编写一个循环来迭代时间步。在每个时间步中，模型会执行UNet2DModel.forward()传递并且返回噪声残差。Scheduler的step()方法会使用噪声残差、时间步和输入，预测上一个时间步的图像（时间步是从大到小，“上一个时间步”指比其数值小的时间步）

input = noise

for t in scheduler.timesteps:
    with torch.no_grad():
        noisy_residual = model(input, t).sample
    previous_noisy_sample = scheduler.step(noisy_residual, t, input).prev_sample
    input = previous_noisy_sample

上述过程为整个去噪过程。

最后一步是将去噪输出转换为图像

from PIL import Image
import numpy as np

image = (input / 2 + 0.5).clamp(0, 1).squeeze()
image = (image.permute(1, 2, 0) * 255).round().to(torch.uint8).cpu().numpy()
image = Image.fromarray(image)
image

解构稳定扩散Pipeline

稳定扩散 (Stable Diffusion) 是一种文本到图像的潜在扩散模型，使用图像的低维表示而不是实际像素空间，使得它更节省内存。编码器将图像压缩为较小的表示，解码器将压缩后的表示转换为图像。对于文本到图像的生成模型，需要一个tokenizer 和一个encoder 来生成文本嵌入，所以，稳定扩散模型需要三个单独的预训练模型。
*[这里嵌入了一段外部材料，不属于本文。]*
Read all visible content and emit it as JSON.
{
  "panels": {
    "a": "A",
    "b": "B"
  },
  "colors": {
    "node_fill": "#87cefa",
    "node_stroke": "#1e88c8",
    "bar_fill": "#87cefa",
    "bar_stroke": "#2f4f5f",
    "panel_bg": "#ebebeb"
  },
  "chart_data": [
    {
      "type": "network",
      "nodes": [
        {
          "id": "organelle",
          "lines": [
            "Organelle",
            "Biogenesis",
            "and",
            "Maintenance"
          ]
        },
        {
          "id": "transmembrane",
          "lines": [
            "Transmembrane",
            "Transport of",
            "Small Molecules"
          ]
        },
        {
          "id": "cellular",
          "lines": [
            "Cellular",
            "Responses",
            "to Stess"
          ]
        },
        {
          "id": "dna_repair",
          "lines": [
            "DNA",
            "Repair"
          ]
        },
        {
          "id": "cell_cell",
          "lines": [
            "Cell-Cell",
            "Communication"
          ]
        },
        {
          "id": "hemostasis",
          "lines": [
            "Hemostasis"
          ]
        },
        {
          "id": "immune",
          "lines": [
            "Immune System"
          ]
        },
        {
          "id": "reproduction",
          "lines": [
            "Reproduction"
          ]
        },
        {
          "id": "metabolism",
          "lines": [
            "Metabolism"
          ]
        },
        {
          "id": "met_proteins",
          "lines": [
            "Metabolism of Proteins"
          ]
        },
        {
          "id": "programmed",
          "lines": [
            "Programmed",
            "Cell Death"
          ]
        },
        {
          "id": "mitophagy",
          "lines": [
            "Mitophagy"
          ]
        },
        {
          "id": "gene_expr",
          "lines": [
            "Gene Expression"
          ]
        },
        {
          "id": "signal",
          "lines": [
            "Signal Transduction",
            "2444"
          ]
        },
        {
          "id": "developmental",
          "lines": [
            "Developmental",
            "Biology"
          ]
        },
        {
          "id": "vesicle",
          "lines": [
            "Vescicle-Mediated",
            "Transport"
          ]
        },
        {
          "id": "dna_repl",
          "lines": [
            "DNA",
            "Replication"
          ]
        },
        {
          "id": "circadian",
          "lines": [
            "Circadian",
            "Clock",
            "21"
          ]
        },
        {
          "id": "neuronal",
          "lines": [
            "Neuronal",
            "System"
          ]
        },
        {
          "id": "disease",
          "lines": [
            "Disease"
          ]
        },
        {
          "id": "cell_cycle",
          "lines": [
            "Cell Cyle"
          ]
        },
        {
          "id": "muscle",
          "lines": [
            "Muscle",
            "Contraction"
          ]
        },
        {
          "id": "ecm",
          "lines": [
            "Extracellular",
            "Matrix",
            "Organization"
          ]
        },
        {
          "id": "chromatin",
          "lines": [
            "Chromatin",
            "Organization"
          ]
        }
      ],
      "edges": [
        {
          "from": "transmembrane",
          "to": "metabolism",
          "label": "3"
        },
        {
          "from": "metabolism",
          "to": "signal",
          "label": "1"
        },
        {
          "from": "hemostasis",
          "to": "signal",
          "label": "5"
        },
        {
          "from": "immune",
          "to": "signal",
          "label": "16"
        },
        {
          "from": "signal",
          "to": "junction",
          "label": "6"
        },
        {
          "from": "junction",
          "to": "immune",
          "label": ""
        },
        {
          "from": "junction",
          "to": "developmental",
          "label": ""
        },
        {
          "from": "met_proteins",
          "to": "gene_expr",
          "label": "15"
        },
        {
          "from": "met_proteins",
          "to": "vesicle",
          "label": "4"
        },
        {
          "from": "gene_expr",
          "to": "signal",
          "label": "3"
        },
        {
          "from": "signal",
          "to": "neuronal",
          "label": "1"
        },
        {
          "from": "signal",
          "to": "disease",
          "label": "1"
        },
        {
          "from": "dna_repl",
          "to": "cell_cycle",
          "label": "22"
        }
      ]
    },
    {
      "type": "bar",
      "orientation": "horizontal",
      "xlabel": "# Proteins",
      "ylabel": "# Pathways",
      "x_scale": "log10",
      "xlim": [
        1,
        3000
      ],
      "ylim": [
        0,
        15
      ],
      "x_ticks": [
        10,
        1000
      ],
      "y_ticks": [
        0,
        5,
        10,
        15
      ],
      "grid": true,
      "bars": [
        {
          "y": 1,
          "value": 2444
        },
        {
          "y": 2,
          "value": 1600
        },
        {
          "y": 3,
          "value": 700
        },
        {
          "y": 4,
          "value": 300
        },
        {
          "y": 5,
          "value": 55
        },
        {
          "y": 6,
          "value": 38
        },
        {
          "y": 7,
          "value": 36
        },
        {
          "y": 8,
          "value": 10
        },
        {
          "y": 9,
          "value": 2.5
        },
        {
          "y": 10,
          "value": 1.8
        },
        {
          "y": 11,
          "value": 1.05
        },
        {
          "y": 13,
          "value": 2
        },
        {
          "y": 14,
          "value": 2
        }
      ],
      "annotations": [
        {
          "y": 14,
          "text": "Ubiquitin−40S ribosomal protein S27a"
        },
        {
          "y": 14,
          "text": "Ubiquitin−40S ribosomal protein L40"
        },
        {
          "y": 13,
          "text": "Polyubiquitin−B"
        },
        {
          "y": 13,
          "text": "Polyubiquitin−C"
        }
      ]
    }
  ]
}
使用from_pretrained()方法加载这些组件，使用stable-diffusion-v1-4模型。

from PIL import Image
import torch
from transformers import CLIPTextModel, CLIPTokenizer
from diffusers import AutoencoderKL, UNet2DConditionModel, PNDMScheduler

vae = AutoencoderKL.from_pretrained("CompVis/stable-diffusion-v1-4", subfolder="vae", use_safetensors=True)
tokenizer = CLIPTokenizer.from_pretrained("CompVis/stable-diffusion-v1-4", subfolder="tokenizer")
text_encoder = CLIPTextModel.from_pretrained(
    "CompVis/stable-diffusion-v1-4", subfolder="text_encoder", use_safetensors=True
)
unet = UNet2DConditionModel.from_pretrained(
    "CompVis/stable-diffusion-v1-4", subfolder="unet", use_safetensors=True
)

不使用默认的PNDMScheduler，而是换成UniPCMultistepScheduler：

from diffusers import UniPCMultistepScheduler

scheduler = UniPCMultistepScheduler.from_pretrained("CompVis/stable-diffusion-v1-4", subfolder="scheduler")

为了加快推理速度，将模型移至GPU中，VAE、Encoder、UNet具有可训练的权重。

torch_device = "cuda"
vae.to(torch_device)
text_encoder.to(torch_device)
unet.to(torch_device)

创建文本嵌入 (Text Embeddings)

将文本tokenized以生成embeddings。文本用于引导扩散模型输出提示中的内容，其中参数guidance_scale决定了在生成图像时应该给予提示多少权重。

prompt = ["a photograph of an astronaut riding a horse"]
height = 512  # default height of Stable Diffusion
width = 512  # default width of Stable Diffusion
num_inference_steps = 25  # Number of denoising steps
guidance_scale = 7.5  # Scale for classifier-free guidance
generator = torch.manual_seed(0)  # Seed generator to create the initial latent noise
batch_size = len(prompt)

对文本进行tokenize并且从prompt中生成嵌入：

# 使用分词器对prompt进行分词，并填充到最大长度
text_input = tokenizer(
    prompt, padding="max_length", max_length=tokenizer.model_max_length, truncation=True, return_tensors="pt"
)

# 使用text_encoder对分词后对prompt生成text_embeddings
with torch.no_grad():
    text_embeddings = text_encoder(text_input.input_ids.to(torch_device))[0]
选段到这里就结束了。